I'm looking for some real-world advice on how to approach my leadership about our current Kubernetes situation. One of my clients has various internal business applications operating on Azure that connect with on-prem data sources like Databricks, SQL Server, and Postgres. These applications mainly deal with heavy data workloads rather than user traffic, with about 1,000 internal users across all apps.
A year ago, everything was quite decentralized, with different teams managing their apps and infrastructure choices. However, a platform manager initiated a move to centralize our workloads into a few AKS clusters to enhance management and cut costs. Fast forward to now, and the current setup is chaotic. Non-production environments have a lot of wasted resources, costs are rising, and developers are being reckless because they view AKS as an unlimited resource.
Here's the main issue: while a few platform engineers grasp how to use AKS, the majority of the developers don't, which leads to deployment bottlenecks and other issues. Tasks like batch jobs, experiments, and scripts are all crammed into the same clusters, along with overly provisioned resources that just sit there.
I'm noticing that AKS has become the go-to solution for nearly every issue. From running simple scripts to one-off jobs, it seems there's no consideration for whether other solutions, like Functions or VMs, might be a better fit. I want to know: how can I effectively communicate with leadership to stop this over-engineering trend and explore more suitable alternatives to Kubernetes? What arguments or data points have worked for you?
3 Answers
It looks like the real issue isn't necessarily Kubernetes itself, but rather poor management and over-centralization. Each application has different requirements. To convince leadership, you could highlight the drawbacks like overprovisioning and the inefficiencies caused by using AKS for everything—show them why not all tasks need such heavy orchestration. Consider implementing more tailored solutions to meet specific needs instead of relying solely on Kubernetes.

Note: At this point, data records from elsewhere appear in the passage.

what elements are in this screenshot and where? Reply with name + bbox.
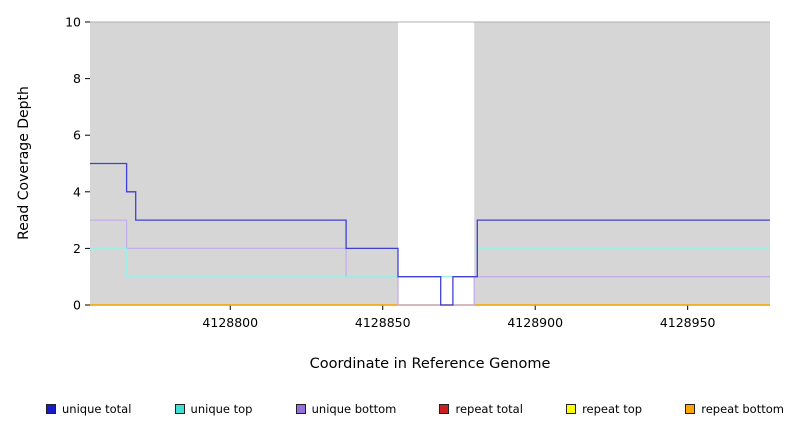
legend-swatch-icon — [439, 404, 450, 414]
legend-item-unique-top: unique top — [174, 402, 253, 416]
series-unique-top — [90, 247, 770, 278]
legend-label: repeat total — [455, 402, 523, 416]
legend-item-repeat-total: repeat total — [439, 402, 523, 416]
y-tick-label: 0 — [73, 298, 81, 313]
legend-label: repeat bottom — [701, 402, 784, 416]
x-tick-label: 4128850 — [355, 315, 411, 330]
legend-swatch-icon — [295, 404, 306, 414]
legend-swatch-icon — [566, 404, 577, 414]
legend-item-repeat-top: repeat top — [566, 402, 642, 416]
legend-item-unique-total: unique total — [46, 402, 131, 416]
x-axis-label: Coordinate in Reference Genome — [309, 356, 551, 372]
y-tick-label: 2 — [73, 241, 81, 256]
series-unique-total — [90, 162, 770, 306]
legend-label: unique bottom — [311, 402, 397, 416]
legend-swatch-icon — [46, 404, 56, 414]
legend-label: unique top — [190, 402, 253, 416]
x-tick-label: 4128900 — [507, 315, 563, 330]
legend-swatch-icon — [685, 404, 696, 414]
y-tick-label: 10 — [65, 15, 81, 30]
legend-swatch-icon — [174, 404, 185, 414]
y-tick-label: 8 — [73, 71, 81, 86]
y-tick-label: 6 — [73, 128, 81, 143]
x-tick-label: 4128950 — [660, 315, 716, 330]
legend-label: unique total — [62, 402, 132, 416]
plot-svg: 0 2 4 6 8 10 4128800 4128850 4128900 4128950 — [65, 15, 770, 330]
legend-item-unique-bottom: unique bottom — [295, 402, 397, 416]
gap-region — [397, 22, 475, 305]
legend: unique total unique top unique bottom repea… — [46, 402, 784, 416]
y-tick-label: 4 — [73, 184, 81, 199]
x-tick-label: 4128800 — [202, 315, 258, 330]
legend-item-repeat-bottom: repeat bottom — [685, 402, 784, 416]
legend-label: repeat top — [582, 402, 643, 416]
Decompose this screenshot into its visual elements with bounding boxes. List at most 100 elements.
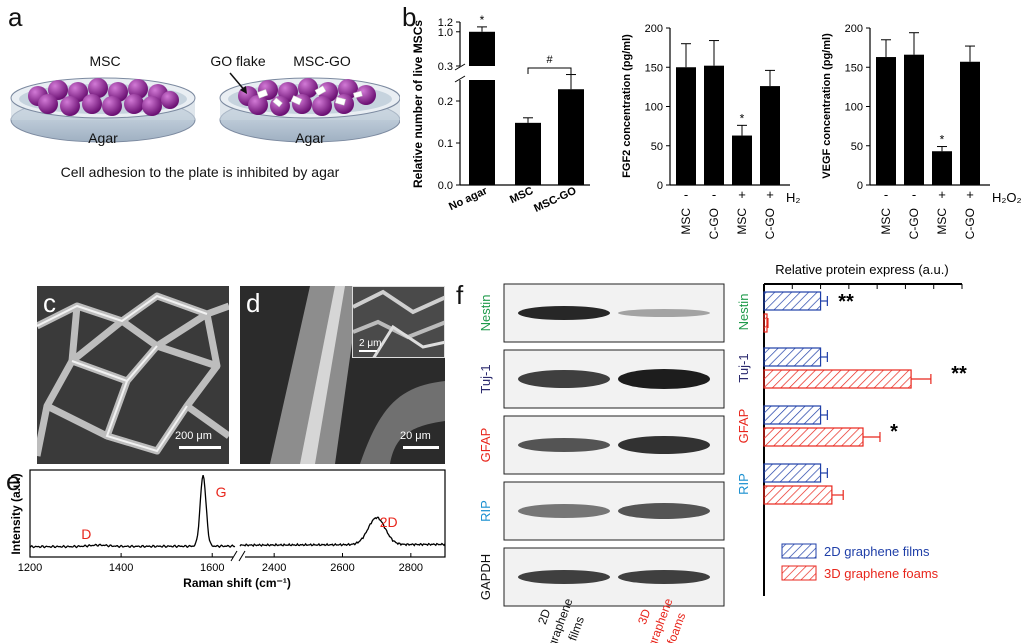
flake-label: GO flake <box>210 53 265 69</box>
scale-bar-d <box>403 446 439 449</box>
significance-marker: * <box>940 133 945 147</box>
blot-band <box>618 369 710 389</box>
y-tick-label: 1.2 <box>438 17 453 29</box>
scale-text-c: 200 μm <box>175 430 212 442</box>
foam-network <box>37 286 229 464</box>
sem-image-strut: d 2 μm 20 μm <box>240 286 445 464</box>
treatment-sign: - <box>912 187 916 202</box>
y-axis-label: Relative number of live MSCs <box>411 20 425 188</box>
y-axis-label: Intensity (a.u.) <box>9 473 23 554</box>
bar <box>876 57 896 185</box>
y-tick-label: 0.2 <box>438 96 453 108</box>
bar <box>763 313 768 333</box>
treatment-sign: - <box>712 187 716 202</box>
x-tick-label: MSC <box>508 185 535 206</box>
category-label: GFAP <box>736 409 751 444</box>
y-tick-label: 100 <box>645 102 663 114</box>
bar <box>515 122 541 185</box>
blot-band <box>518 306 610 320</box>
y-tick-label: 0.3 <box>438 61 453 73</box>
sem-inset: 2 μm <box>352 286 445 358</box>
treatment-sign: + <box>938 187 946 202</box>
chart-live-mscs: 1.21.0 0.3 0.0 0.1 0.2 Relative number of liv… <box>411 13 590 215</box>
peak-label: 2D <box>380 514 398 530</box>
spectrum-line <box>29 475 236 549</box>
sem-image-foam: c 200 μm <box>37 286 229 464</box>
blot-band <box>618 436 710 454</box>
blot-band <box>518 370 610 388</box>
blot-row-label: RIP <box>478 500 493 522</box>
significance-marker: * <box>740 111 745 125</box>
bar <box>469 31 495 66</box>
x-tick-label: MSC-GO <box>963 208 977 240</box>
blot-band <box>618 503 710 519</box>
panel-label-e: e <box>6 466 21 496</box>
bar <box>763 405 822 425</box>
chart-fgf2: 0 50 100 150 200 FGF2 concentration (pg/ml) - M… <box>621 23 800 240</box>
y-tick-label: 150 <box>845 62 863 74</box>
panel-a-schematic: MSC MSC-GO GO flake Agar Agar Cell adhes… <box>10 53 400 180</box>
x-tick-label: 2400 <box>262 562 286 574</box>
x-tick-label: 1200 <box>18 562 42 574</box>
spectrum-line <box>239 516 446 547</box>
axis-break-mark <box>454 75 466 83</box>
chart-title: Relative protein express (a.u.) <box>775 262 948 277</box>
bar <box>676 67 696 185</box>
bar <box>763 463 822 483</box>
blot-row-label: GFAP <box>478 428 493 463</box>
category-label: Tuj-1 <box>736 353 751 382</box>
inset-scale-text: 2 μm <box>359 338 382 349</box>
legend-swatch <box>781 543 817 559</box>
category-label: Nestin <box>736 294 751 331</box>
treatment-label: H₂O₂ <box>786 190 800 205</box>
bar <box>732 135 752 185</box>
y-axis-label: VEGF concentration (pg/ml) <box>821 33 833 179</box>
axis-break-gap <box>233 551 245 563</box>
y-axis-label: FGF2 concentration (pg/ml) <box>621 34 633 178</box>
treatment-sign: + <box>966 187 974 202</box>
blot-row-label: Nestin <box>478 295 493 332</box>
agar-left-label: Agar <box>88 130 118 146</box>
legend-label: 2D graphene films <box>824 544 930 559</box>
treatment-label: H₂O₂ <box>992 190 1022 205</box>
bar <box>704 65 724 185</box>
bar <box>960 61 980 185</box>
y-tick-label: 0 <box>657 180 663 192</box>
bar <box>763 427 864 447</box>
chart-raman: 1200 1400 1600 2400 2600 2800 Raman shift (cm⁻… <box>9 469 446 590</box>
x-tick-label: MSC-GO <box>763 208 777 240</box>
panel-label-b: b <box>402 2 417 32</box>
bar <box>763 485 833 505</box>
scale-bar-c <box>179 446 221 449</box>
treatment-sign: - <box>684 187 688 202</box>
significance-marker: ** <box>838 291 854 313</box>
x-tick-label: 2800 <box>399 562 423 574</box>
x-tick-label: 1400 <box>109 562 133 574</box>
bar <box>763 369 912 389</box>
y-tick-label: 150 <box>645 62 663 74</box>
x-tick-label: MSC-GO <box>532 185 578 215</box>
chart-vegf: 0 50 100 150 200 VEGF concentration (pg/ml) - M… <box>821 23 1022 240</box>
category-label: RIP <box>736 473 751 495</box>
panel-a-caption: Cell adhesion to the plate is inhibited … <box>61 164 340 180</box>
x-tick-label: 1600 <box>200 562 224 574</box>
x-tick-label: 2600 <box>330 562 354 574</box>
cells-left <box>28 78 179 116</box>
lane-label: 3D <box>635 607 654 627</box>
y-tick-label: 50 <box>651 141 663 153</box>
y-tick-label: 1.0 <box>438 27 453 39</box>
x-tick-label: MSC <box>735 208 749 235</box>
significance-marker: # <box>546 54 553 66</box>
dish-left-label: MSC <box>89 53 120 69</box>
x-tick-label: No agar <box>447 185 490 213</box>
inset-scale-bar <box>359 350 377 352</box>
blot-row-label: Tuj-1 <box>478 364 493 393</box>
blot-band <box>518 570 610 584</box>
panel-label-c: c <box>43 288 56 318</box>
scale-text-d: 20 μm <box>400 430 431 442</box>
blot-band <box>618 309 710 317</box>
y-tick-label: 50 <box>851 141 863 153</box>
y-tick-label: 0 <box>857 180 863 192</box>
lane-label: 2D <box>535 607 554 627</box>
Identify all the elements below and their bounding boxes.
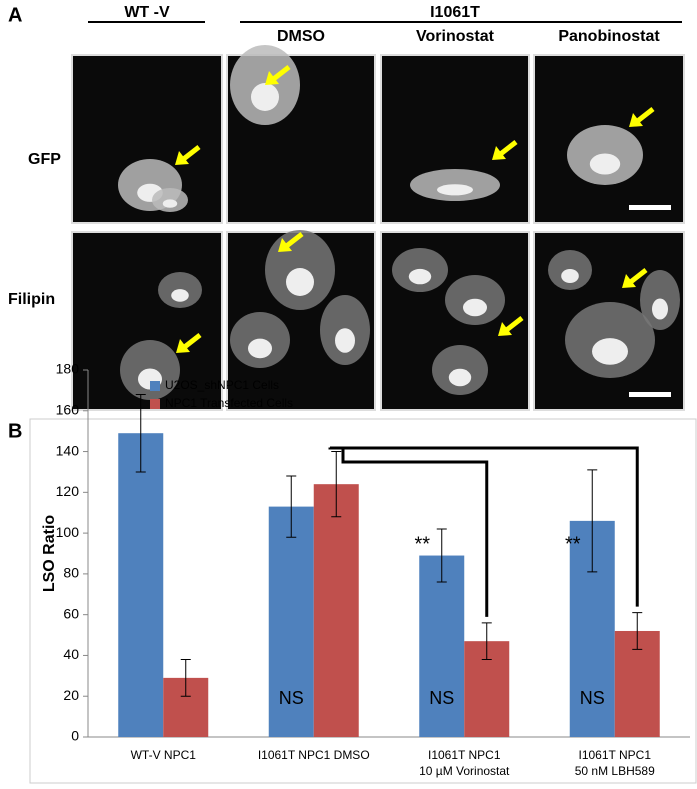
y-tick-label: 40: [63, 646, 79, 662]
bar-chart: 0 20 40 60 80 100 120 140 160 180 LSO Ratio WT-V NP…: [41, 361, 690, 778]
annotation: **: [414, 533, 430, 555]
cell-core: [592, 338, 628, 365]
cell-core: [589, 153, 621, 175]
cell-core: [162, 199, 178, 208]
bar: [419, 555, 465, 737]
cell-core: [463, 298, 487, 317]
legend-label: NPC1 Transfected Cells: [165, 396, 293, 410]
error-bar: [180, 659, 191, 697]
bar: [268, 506, 314, 737]
scale-bar: [629, 205, 671, 210]
annotation: NS: [279, 688, 304, 708]
arrow-head: [175, 151, 189, 165]
annotation: **: [565, 533, 581, 555]
y-tick-label: 140: [56, 442, 80, 458]
y-tick-label: 20: [63, 687, 79, 703]
arrow-head: [492, 146, 506, 160]
bracket: [328, 446, 639, 607]
group-label: I1061T: [430, 4, 480, 21]
cell-core: [286, 268, 314, 296]
chart-frame: [29, 418, 697, 784]
arrow-head: [629, 113, 643, 127]
error-bar: [632, 612, 643, 650]
error-bar: [286, 475, 297, 538]
error-bar: [481, 622, 492, 661]
bar: [118, 433, 164, 737]
arrow-head: [176, 339, 190, 353]
cell-core: [248, 338, 272, 359]
cell-core: [251, 83, 279, 111]
column-label: Panobinostat: [558, 28, 660, 45]
cell-core: [652, 298, 668, 320]
bar: [313, 484, 359, 737]
error-bar: [587, 469, 598, 573]
legend-swatch: [150, 381, 160, 391]
y-axis-label: LSO Ratio: [41, 515, 58, 593]
row-label: GFP: [28, 151, 61, 168]
group-label: WT -V: [124, 4, 170, 21]
y-tick-label: 80: [63, 565, 79, 581]
arrow-head: [265, 71, 279, 85]
error-bar: [135, 393, 146, 473]
error-bar: [331, 451, 342, 518]
scale-bar: [629, 392, 671, 397]
arrow-head: [498, 322, 512, 336]
annotation: NS: [429, 688, 454, 708]
cell-core: [335, 328, 355, 353]
panel-label: B: [8, 420, 22, 442]
arrow-head: [278, 238, 292, 252]
cell-core: [448, 368, 472, 387]
bracket: [341, 447, 489, 617]
x-tick-label: WT-V NPC1: [131, 748, 197, 762]
micrographs: [71, 45, 685, 411]
x-tick-label: I1061T NPC1 10 µM Vorinostat: [419, 748, 510, 778]
error-bar: [436, 528, 447, 583]
y-tick-label: 160: [56, 401, 80, 417]
cell-core: [408, 268, 432, 285]
x-tick-label: I1061T NPC1 DMSO: [258, 748, 370, 762]
y-tick-label: 120: [56, 483, 80, 499]
annotation: NS: [580, 688, 605, 708]
legend-swatch: [150, 399, 160, 409]
y-tick-label: 180: [56, 361, 80, 377]
cell-core: [437, 184, 473, 196]
panel-label: A: [8, 4, 22, 26]
y-tick-label: 60: [63, 605, 79, 621]
cell-core: [171, 289, 189, 302]
column-label: Vorinostat: [416, 28, 495, 45]
y-tick-label: 100: [56, 524, 80, 540]
x-tick-label: I1061T NPC1 50 nM LBH589: [575, 748, 655, 778]
legend-label: U2OS_shNPC1 Cells: [165, 378, 279, 392]
arrow-head: [622, 274, 636, 288]
column-label: DMSO: [277, 28, 325, 45]
cell-core: [561, 269, 579, 283]
row-label: Filipin: [8, 291, 55, 308]
micrograph: [533, 54, 685, 224]
y-tick-label: 0: [71, 728, 79, 744]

You're spot on about over-centralization affecting velocity and costs. Illustrate how governance can be data-driven instead of just opinion-based. You could bring up metrics from monitoring tools to demonstrate which applications truly need the orchestration of Kubernetes versus those that can be run more cheaply and efficiently elsewhere.
From what you've described, it sounds like Kubernetes has become the default option without proper evaluation. To sway leadership, consider presenting the financial impact of inefficiencies—like those idle nodes and cost sprawl from running unnecessary workloads. Use data to show how a mix of tools can reduce costs and increase productivity.

Exactly! If they understand the different needs of each app, it could change the whole approach. Sometimes, a VM or a simple scheduler could be far more efficient.